Yes, but what we often forget is:

1.  Any decent engineer is capable of learning a new language in a
relatively short period of time.
2.  The amount of real programming experience learned in your typical
C/C++ course does not really prepare you for a job in industry.  It
takes time and practice to become proficient, so if I see a resume
for someone with a 1 or 2-semester course in C++ but no outside
experience, and one from someone who took Scheme in school but has
written some interesting open-source software in C/C++ over a period
of time, I am more impressed with the latter than the former.
 
> I can only support this anecdotally:
> 1. I recieved bad marks on my last review because I had planned to
> write the UI for my test tool using MrEd.  My manager objected that
> it was too difficult to maintain code written in a "non standard
> language". (I'm still pissed.)
>

That's terrible.  Did you actually *implement* in Scheme?  I can't
understand
getting a bad review for just _planning_ something.  New ideas are important
to the growth of a business.  This is very distressing.
 
> 2. Scheme is *not* a resume item.

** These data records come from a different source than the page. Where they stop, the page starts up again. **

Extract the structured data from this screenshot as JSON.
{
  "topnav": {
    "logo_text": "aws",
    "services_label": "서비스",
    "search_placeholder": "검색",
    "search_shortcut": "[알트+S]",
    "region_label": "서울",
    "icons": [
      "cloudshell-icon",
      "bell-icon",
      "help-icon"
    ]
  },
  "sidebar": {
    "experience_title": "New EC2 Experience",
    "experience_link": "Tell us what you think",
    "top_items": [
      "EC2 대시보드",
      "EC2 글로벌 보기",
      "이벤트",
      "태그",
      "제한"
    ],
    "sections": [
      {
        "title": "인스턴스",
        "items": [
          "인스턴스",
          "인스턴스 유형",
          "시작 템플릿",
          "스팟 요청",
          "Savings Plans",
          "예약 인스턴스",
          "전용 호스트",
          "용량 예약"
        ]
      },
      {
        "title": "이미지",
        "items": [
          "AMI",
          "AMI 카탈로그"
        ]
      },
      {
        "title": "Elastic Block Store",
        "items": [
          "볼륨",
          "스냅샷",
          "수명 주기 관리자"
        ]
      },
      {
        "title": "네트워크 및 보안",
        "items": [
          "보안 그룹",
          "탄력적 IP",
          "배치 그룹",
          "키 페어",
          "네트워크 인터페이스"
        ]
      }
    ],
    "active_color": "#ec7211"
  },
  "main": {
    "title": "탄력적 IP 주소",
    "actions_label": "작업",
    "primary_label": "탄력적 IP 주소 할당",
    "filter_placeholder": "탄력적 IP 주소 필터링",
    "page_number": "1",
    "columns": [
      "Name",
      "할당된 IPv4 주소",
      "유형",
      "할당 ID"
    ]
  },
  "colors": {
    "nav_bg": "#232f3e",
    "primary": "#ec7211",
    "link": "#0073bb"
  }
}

HR departments sort resumes based on
> certain key words like: VB, C/C++, Java, XML et al. The typical
> interview loop at a software company (I've been through several and
> have given several) usually involves answering one or more stupid logic
> puzzles, as well as writing some routine in C/C++.
> 

Ah.  The stupid "How many gas stations are there in the United States"
question?

> I quote Matthais:
> "Programming languages change faster than some students' t-shirts."
> 
> This is *not* a rhetorical question:
> How do you tell someone that most programming languages are fads, but
> that Scheme isn't?
> 
> The reason I put this forward as a real question, is because 
> I'm frequently in the position where I am promoting or defending
> Scheme and this *comes up.*
> 

This is an excellent question.  For instance, I just lost an argument at
work regarding the direction our new platform will be taking.  One group
wanted to code in VB and VB-script, the others using Java/C++ with scripting
available in a variety of standardized, open, available languages such
as Perl (for the most part, but also making Scheme a possibility).

Of course we lost, because these decisions are made by people who are
easily swayed by market hype, sparkly things, and bright lights.  But I'm
bitter, so am probably being unfair.  There are also market realities, but
I think they are far weaker now than they were even a year ago which should
make new technologies (or older ones like Scheme) more viable options.